Last edited 2 Jahre her by Julian Schneider
Willi4
2 Jahre her

Habe zuerst gedacht, aus Versehen in eine Persiflage von „men in black“ gezappt zu haben. Das kommt davon, wenn man den ÖR die Milliarden hinterherschmeißt ohne auf die Verwendung zu schauen. Hauptsache die Haltung stimmt , und der Erziehungsauftrag zum Ökosozialismus wird erfüllt.

Lotus
2 Jahre her

Ich mag den Münsteraner Tatort. Eigentlich. Die genannte Folge habe ich mir nach Lektüre der Vorankündigung in der TV-Zeitschrift erspart. Dem ÖRR scheint Political Correctness und Volkserziehung mittlerweile viel wichtiger als eine eine halbwegs erträgliche Qualität.
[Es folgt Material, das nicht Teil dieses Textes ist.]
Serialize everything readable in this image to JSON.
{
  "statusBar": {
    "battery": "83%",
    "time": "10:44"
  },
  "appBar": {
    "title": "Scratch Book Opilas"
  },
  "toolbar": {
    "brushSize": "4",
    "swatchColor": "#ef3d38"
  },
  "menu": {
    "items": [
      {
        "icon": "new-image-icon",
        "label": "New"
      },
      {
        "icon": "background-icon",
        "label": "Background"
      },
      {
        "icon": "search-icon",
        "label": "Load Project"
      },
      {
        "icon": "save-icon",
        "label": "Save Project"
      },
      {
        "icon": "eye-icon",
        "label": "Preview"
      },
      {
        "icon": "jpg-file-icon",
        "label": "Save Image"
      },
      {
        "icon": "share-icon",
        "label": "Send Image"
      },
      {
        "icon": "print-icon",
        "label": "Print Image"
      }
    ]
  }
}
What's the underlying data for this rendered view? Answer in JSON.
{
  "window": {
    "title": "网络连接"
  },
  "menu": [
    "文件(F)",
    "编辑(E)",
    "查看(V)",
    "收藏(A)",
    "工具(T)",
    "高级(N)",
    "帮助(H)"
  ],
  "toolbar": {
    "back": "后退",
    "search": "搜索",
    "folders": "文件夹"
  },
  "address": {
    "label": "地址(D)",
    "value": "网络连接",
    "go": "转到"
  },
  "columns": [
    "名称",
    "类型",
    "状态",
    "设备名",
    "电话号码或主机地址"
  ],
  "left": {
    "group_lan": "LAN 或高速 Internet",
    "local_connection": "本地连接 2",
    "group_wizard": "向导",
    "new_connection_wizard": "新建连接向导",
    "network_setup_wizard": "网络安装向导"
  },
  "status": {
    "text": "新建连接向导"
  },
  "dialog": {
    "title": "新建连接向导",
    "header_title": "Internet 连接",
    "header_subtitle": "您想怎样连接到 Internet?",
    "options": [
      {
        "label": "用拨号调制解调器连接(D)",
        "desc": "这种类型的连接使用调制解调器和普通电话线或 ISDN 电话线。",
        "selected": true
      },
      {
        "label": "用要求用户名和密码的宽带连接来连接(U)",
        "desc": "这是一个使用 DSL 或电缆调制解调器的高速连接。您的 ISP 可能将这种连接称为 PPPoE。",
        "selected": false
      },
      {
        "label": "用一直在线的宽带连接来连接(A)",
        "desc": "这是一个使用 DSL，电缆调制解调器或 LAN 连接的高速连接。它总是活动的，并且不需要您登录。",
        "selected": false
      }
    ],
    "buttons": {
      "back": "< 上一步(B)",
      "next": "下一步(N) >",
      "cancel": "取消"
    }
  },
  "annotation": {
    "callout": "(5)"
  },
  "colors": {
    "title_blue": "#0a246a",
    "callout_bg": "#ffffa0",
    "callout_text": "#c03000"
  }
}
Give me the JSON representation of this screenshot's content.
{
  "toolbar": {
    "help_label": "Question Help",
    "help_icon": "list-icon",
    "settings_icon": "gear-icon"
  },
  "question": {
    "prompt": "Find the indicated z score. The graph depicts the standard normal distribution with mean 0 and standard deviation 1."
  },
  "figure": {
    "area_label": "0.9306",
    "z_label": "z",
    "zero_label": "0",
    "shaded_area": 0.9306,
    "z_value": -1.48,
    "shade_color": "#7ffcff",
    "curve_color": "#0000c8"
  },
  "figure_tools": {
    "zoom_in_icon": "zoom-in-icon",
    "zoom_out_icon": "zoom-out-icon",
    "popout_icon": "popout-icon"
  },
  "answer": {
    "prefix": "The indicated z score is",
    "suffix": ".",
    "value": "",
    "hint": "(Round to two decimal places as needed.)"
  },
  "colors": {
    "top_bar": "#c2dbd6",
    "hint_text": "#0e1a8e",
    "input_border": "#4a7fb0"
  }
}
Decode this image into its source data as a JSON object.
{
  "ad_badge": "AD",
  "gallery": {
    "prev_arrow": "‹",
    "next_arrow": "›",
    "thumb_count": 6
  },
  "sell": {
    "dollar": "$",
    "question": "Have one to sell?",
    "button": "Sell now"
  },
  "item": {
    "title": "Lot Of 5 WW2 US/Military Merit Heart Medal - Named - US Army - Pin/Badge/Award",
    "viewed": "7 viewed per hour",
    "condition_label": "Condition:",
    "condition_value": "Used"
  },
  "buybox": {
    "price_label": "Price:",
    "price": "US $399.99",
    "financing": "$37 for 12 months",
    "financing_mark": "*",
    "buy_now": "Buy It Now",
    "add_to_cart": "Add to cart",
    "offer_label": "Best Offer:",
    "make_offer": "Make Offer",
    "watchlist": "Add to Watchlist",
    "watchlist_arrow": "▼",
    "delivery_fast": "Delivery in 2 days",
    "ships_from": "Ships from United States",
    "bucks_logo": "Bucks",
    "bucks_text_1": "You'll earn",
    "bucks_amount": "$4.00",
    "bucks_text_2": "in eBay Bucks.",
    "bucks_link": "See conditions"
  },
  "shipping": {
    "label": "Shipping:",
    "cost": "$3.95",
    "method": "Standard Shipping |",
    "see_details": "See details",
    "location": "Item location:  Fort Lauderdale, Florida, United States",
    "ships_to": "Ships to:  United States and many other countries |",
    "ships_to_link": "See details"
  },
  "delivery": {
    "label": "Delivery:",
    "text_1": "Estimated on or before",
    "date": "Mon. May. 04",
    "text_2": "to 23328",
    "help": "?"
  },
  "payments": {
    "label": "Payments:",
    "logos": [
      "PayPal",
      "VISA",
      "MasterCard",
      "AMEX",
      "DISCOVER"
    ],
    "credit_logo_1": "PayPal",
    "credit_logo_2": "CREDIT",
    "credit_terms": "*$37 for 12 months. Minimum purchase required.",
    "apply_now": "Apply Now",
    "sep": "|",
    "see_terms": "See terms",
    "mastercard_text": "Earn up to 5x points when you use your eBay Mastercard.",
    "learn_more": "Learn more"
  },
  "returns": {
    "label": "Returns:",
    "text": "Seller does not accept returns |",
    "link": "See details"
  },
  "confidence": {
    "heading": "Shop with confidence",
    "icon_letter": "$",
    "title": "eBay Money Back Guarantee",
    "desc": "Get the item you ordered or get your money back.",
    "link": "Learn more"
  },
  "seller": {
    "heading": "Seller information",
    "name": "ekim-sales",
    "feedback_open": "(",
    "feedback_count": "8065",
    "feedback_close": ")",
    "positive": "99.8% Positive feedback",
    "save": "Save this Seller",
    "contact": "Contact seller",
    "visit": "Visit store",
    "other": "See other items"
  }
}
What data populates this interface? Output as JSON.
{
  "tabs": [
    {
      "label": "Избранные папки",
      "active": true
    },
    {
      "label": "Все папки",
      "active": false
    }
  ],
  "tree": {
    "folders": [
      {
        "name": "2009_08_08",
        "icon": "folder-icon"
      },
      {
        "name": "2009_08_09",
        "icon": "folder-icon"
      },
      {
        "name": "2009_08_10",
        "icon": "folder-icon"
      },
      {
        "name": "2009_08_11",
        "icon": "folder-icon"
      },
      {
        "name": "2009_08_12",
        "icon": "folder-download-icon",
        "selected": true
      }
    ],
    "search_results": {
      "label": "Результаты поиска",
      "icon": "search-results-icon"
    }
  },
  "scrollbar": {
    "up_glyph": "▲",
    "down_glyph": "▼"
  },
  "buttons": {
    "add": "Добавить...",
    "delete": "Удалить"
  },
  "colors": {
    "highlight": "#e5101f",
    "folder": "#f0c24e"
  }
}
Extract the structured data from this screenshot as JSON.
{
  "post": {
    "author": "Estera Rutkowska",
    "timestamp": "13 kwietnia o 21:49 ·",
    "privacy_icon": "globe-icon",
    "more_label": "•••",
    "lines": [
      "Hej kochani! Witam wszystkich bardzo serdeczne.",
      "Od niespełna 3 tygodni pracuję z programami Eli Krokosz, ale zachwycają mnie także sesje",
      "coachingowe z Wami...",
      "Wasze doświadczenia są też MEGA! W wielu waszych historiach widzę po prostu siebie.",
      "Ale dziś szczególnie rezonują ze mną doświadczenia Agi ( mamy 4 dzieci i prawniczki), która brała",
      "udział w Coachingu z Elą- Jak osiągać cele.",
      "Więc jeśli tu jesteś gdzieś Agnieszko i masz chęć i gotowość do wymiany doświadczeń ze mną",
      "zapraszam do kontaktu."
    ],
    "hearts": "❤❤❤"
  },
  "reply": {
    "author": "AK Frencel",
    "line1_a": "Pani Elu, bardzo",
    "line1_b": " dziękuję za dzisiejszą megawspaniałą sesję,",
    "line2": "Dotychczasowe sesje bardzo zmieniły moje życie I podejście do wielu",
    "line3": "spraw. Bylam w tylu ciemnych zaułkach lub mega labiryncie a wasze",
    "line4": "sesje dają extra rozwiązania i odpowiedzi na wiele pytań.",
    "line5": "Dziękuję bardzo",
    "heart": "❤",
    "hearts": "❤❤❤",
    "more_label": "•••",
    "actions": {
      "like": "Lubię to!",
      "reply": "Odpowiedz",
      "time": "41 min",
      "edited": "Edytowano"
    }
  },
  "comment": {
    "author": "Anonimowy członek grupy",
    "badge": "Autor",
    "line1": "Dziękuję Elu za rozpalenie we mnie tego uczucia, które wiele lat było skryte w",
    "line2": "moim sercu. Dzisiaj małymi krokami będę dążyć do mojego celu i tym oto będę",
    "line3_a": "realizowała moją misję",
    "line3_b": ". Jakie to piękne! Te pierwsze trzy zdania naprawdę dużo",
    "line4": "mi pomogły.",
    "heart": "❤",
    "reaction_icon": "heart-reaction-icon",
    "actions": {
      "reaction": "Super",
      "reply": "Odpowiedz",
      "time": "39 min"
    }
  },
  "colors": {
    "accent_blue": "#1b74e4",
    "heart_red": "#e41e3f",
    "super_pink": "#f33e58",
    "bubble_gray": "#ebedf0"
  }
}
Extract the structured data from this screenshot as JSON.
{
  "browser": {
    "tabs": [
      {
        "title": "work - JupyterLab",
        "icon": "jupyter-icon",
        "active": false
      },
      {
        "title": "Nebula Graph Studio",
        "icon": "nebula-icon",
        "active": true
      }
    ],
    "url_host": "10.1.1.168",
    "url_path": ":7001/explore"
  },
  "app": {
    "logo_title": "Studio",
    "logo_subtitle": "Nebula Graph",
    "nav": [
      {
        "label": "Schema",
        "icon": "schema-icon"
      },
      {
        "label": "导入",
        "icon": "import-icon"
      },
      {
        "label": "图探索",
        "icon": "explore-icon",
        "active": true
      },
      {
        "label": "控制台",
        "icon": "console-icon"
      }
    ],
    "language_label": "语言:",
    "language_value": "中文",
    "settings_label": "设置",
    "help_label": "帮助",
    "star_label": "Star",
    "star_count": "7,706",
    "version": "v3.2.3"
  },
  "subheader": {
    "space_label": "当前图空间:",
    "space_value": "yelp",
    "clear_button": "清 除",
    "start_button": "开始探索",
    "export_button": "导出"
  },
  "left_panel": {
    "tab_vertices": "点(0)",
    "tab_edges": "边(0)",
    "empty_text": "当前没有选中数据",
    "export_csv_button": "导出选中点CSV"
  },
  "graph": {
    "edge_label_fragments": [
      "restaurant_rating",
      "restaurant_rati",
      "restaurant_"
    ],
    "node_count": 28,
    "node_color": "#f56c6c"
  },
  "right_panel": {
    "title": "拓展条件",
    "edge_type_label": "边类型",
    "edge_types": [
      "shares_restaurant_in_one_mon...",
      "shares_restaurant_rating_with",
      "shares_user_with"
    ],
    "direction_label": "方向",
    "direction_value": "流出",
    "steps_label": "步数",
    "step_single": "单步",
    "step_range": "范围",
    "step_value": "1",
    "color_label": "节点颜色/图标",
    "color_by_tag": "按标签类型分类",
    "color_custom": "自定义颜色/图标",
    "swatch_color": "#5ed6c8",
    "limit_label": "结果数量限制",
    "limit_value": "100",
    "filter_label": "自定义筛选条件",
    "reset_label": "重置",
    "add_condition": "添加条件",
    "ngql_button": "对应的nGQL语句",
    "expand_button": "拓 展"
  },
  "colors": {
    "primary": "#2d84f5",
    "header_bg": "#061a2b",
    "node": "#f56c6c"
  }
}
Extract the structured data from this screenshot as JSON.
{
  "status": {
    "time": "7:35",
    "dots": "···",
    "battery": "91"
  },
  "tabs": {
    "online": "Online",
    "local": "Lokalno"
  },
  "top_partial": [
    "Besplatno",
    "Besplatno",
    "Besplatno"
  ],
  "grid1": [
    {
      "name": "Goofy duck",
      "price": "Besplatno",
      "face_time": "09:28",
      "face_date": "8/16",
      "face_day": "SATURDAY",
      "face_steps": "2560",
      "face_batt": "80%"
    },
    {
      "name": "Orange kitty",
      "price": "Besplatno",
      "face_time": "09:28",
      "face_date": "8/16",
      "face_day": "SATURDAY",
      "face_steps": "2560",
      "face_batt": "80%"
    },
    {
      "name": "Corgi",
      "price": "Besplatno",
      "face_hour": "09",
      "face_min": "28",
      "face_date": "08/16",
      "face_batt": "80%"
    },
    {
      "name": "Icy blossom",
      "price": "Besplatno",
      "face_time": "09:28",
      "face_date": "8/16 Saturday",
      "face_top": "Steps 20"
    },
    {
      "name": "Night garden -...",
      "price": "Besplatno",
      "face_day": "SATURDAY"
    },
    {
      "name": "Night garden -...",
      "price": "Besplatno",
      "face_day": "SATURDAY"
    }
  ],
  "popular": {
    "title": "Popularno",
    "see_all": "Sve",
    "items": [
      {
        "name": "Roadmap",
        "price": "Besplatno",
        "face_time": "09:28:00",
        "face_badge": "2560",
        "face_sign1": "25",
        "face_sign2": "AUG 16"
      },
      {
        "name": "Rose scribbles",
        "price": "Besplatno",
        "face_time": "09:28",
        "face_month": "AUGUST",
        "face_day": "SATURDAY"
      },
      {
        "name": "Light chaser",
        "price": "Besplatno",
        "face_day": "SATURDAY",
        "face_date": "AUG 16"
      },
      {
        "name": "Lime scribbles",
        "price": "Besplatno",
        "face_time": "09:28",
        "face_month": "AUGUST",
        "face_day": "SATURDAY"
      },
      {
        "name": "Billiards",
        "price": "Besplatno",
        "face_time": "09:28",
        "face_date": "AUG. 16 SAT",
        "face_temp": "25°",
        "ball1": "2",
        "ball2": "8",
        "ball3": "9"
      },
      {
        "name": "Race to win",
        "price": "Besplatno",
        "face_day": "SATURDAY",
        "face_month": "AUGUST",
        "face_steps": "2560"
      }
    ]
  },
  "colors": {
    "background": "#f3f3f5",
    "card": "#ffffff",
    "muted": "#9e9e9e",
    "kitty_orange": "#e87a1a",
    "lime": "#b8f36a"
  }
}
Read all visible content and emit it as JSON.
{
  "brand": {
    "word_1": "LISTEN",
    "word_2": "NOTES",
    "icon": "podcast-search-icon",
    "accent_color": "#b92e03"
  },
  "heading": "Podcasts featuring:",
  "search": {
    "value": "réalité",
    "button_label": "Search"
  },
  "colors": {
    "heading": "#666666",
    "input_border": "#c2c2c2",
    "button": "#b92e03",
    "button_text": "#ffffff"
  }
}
Die Vermittlung der „richtigen“ Haltung ist bis in die letzten Winkel der Programmgestaltung eingesickert, einschließlich Kinderprogramm…

Andreas aus E.
2 Jahre her

Man sollte mal einen Tatort machen, besser wohl noch eine Romantrilogie schreiben, über Programmverantwortliche des öffentlich-rechtlichen Rundfunks, deren Leiden als Kinder, den Horror der Schulzeit, den Verirrungen im Studenten- (pardon: Studierenden-) leben, gar noch den Entsetzlichkeiten der Dienstpflichtzeit. Und dann deren Schockmoment zu ganz großem Fernsehkino machen, nämlich den Augenblick, in dem die erkennen, daß es sich mit 200.000+ Euro GEZgehalt einigermaßen gut leben läßt, selbst in der afdbedrohten Nazirepublik. Das dann so richtig schön frauentagsmäßig aufbereitet, wie die Kommissarin, letzte Woche erst aus Sahelzone zugewandert und schon von ihrer putintreuen Frau verlassen, im Alleingang diese ganzen alten weißen Chauvis… Mehr

brandenburger-1
2 Jahre her

Das war ein versuchter und misslungener Erziehungsfilm.Es wurde auf die sogenannten Verschwörungsdemos abgezielt.
Für wie dumm muss den das Volk halten.Es ist schade das die Münsterkrimis darsteller für so einen Unfug hergeben.

ersieesmussweg
2 Jahre her

Es ist natürlich Unsinn. War J.J. Liefers bei „allesdichtmachen“, oder wie die Serie hieß, nicht Kritiker der Corona-Maßnahmen?

akimo
2 Jahre her

Weil der Tatort die ideologische Spielwiese für Woke ist, habe ich vor 25 Jahren das letzte Mal diesen Gottesdienst der Linken mir angeschaut. Damals hieß noch die Devise: sonntags abends TatortSchelte für Rechte eingebläut bekommen und montags morgens Spiegel durchlesen und Auswendiglernen.

Last edited 2 Jahre her by akimo
luxlimbus
2 Jahre her

Wir warten alle auf einen existenzialistischen Tatort. „Ernst“ aber auch „unterhaltsam“ und „aufschlussreich“ sollte er sein. – Fürchte aber er kann (wenn überhaupt) maximal immer nur mit zwei der genannten Eigenschaften glänzen.

Gabriele Kremmel
2 Jahre her

Glaube kaum, dass die beabsichtigte Botschaft verstanden wurde. Sogar als bekennender Fan des Münsteraner Tatorts war mir persönlich diese Folge zu viel und es wurde so dick aufgetragen, dass alles potentiell Witzige davon zugekleistert wurde. Die Grenze zwischen Humor und Klamauk fand auch ich weit überschritten, ich fand die Story und ihre alberne Umsetzung tödlich langweilig bis nervtötend. Das war kein Krimi sondern eine schlechte Persiflage auf sich selbst. Mir schwante früh, dass mit der Folge eine Botschaft transportiert werden sollte. Nur welche? Mag sein, dass seitens der Macher eine erzieherische Absicht dahinter stand, den unbedarften Fernsehzuschauern die Begrifflichkeit Verschwörungstheorie/-theoretiker… Mehr

Last edited 2 Jahre her by Gabriele Kremmel
Hendo Renka
2 Jahre her

Ich war immer ein Fan der Münster Tatortkrimis. Aber diesmal…….. einfach nur Schrott. Machen die jetzt auch den letzten normalen und amüsanten Krimi kaputt. Alles irre!